His maternal grandfather was born and raised in Mexico but later migrated to the U.S. He instilled his Mexican traditions in Booker’s mother.

“Some of my favorite times as a child was my mom whipping up, you know, original Mexican dishes that she learned from her father or when we got the chance to visit my grandpa on the weekend,” Booker said in a Mexican Heritage month video the team made.

Booker was drafted by the Suns in 2015, it wasn’t until he came to La Finikera, that’s what Latinos call Phoenix, that he admitted he finally immersed himself in this side of his bloodline.

“When I was drafted to Phoenix, I finally got to see the Hispanic culture around me for the first time in my life, you drive around the city you see it, you look into the stands at the game and you see it, so that made me want to learn about myself because I just hadn’t been around it,” Booker said.

Being in Phoenix made him aware of his culture. As Suns fans have been made aware of his heritage, their support for the team and Booker, has grown.

“When he got here, he was ashamed, he was shy to say, ‘I don’t speak Spanish well,’” Arturo Ochoa said, the official Spanish broadcaster of the Phoenix Suns that is aired on La Mejor 106.5/1400AM. “He would get frustrated and say, ‘Because I am Latin blood.”

Ochoa has been doing the team’s Spanish play-by-play since the 2004-2005 season. He said that, although Latinos historically root for soccer teams, as the year’s gone by and with Booker on the roster, the fever for the Suns among Latinos has grown.

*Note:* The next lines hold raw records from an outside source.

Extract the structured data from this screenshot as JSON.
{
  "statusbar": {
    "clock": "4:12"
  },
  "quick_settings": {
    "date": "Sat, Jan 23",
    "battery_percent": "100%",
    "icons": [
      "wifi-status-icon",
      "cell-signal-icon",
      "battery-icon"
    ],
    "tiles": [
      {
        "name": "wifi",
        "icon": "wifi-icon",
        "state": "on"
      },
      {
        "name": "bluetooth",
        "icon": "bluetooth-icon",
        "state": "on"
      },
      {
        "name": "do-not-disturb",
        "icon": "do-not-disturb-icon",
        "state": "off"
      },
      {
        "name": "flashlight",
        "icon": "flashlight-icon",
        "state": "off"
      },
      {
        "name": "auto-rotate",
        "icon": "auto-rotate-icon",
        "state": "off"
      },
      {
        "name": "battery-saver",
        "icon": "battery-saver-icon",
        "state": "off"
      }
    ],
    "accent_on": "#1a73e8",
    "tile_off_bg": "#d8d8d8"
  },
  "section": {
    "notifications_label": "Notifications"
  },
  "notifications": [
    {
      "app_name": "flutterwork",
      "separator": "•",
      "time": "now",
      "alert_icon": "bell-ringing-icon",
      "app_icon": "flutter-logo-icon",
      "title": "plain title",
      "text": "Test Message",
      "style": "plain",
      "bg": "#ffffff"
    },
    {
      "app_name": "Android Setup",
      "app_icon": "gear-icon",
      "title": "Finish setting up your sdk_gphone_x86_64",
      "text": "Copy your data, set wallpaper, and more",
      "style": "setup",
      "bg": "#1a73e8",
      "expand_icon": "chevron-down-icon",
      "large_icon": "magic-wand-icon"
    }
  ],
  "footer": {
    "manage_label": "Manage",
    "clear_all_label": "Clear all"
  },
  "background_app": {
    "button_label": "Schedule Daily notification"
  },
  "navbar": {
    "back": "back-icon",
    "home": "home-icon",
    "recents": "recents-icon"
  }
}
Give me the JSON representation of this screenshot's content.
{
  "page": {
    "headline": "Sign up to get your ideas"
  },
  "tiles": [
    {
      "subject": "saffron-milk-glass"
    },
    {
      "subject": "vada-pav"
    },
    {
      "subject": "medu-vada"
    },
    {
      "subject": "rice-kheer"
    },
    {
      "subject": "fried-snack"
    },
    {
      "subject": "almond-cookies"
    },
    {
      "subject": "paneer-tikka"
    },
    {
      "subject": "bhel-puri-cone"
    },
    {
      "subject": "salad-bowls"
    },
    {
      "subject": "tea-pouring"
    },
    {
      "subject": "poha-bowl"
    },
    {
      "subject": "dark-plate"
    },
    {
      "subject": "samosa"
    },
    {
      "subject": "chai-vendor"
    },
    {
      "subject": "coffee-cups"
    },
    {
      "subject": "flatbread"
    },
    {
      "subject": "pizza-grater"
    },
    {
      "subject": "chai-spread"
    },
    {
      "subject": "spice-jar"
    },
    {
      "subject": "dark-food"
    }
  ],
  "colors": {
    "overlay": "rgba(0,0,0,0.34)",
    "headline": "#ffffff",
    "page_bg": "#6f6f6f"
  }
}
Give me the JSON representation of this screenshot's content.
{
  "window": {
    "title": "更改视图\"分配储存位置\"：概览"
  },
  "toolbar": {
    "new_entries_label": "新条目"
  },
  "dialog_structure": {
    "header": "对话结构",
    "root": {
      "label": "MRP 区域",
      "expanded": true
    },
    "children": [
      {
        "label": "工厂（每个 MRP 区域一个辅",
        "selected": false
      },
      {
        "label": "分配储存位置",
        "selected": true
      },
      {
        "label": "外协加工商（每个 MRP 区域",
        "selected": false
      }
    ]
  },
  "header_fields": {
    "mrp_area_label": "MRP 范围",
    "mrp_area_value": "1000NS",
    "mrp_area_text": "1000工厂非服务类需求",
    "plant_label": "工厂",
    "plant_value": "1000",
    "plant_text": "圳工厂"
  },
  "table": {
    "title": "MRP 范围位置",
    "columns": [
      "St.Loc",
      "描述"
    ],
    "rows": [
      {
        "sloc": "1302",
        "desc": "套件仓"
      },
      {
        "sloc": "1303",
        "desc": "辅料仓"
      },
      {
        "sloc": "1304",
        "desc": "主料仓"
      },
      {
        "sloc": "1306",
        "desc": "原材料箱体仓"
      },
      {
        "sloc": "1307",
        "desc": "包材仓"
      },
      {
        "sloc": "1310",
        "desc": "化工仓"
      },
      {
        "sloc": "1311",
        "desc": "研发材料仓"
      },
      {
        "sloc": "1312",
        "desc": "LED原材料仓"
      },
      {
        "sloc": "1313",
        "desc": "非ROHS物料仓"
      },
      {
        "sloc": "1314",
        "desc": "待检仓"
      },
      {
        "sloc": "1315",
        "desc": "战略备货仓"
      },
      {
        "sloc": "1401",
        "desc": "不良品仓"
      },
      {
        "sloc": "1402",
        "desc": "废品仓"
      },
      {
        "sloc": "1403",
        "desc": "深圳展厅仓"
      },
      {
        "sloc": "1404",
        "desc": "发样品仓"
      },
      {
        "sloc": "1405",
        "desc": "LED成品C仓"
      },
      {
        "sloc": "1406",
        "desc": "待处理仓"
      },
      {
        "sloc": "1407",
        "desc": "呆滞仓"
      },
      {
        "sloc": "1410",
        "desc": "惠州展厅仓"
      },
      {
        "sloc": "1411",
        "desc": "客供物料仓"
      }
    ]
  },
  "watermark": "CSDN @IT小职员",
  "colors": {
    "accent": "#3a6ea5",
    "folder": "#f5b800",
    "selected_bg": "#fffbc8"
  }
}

“The truth is that the Hispanic community identifies a lot with those aspects,” Ochoa said, referring to Booker being only one of two active NBA players with Mexican roots. “It has a certain draw of fans to the stadium.”

Booker has said his Mexican culture has taught him a lot about himself. Even though he didn’t fully grow up surrounded by the culture, he said it’s something that’s not too late to learn because at the end of the day it is part of him.

Along with learning more about his mother’s bloodline, Booker has also embraced other Mexican American aspects like the Chicano lowrider style.

On Game 1 of the playoff series against the Denver Nuggets, Booker arrived at the arena in a 1971 Chevy Caprice with gold rims. He later published a video on his Instagram for his 4.2 million followers to see.

For die-hard fan Emmanuel Maldonado the connection is heartwarming.

“It’s beautiful and it’s great for Booker for accepting, not only embracing it but publicly sharing it,” Maldonado said. “That’s even better for the culture and for us growing up wanting to be like them.”

Seeing at least that small glimpse of his Mexican heritage on such a big stage is a victory of its own for Maldonado.

“It just shows us that no matter where you come from, we can all be united by something, in this case, it’s our bloodline and the sport,” Maldonado said.

Although news of Booker’s Latino heritage began to be known for the last several years, the Suns’ advancement in the finals, is helping amplify that fact.

“Living around my culture and getting to see it in the day-to-day, it’s a lot better, and being able to touch those types of communities in this area makes all this that much better,” Booker said.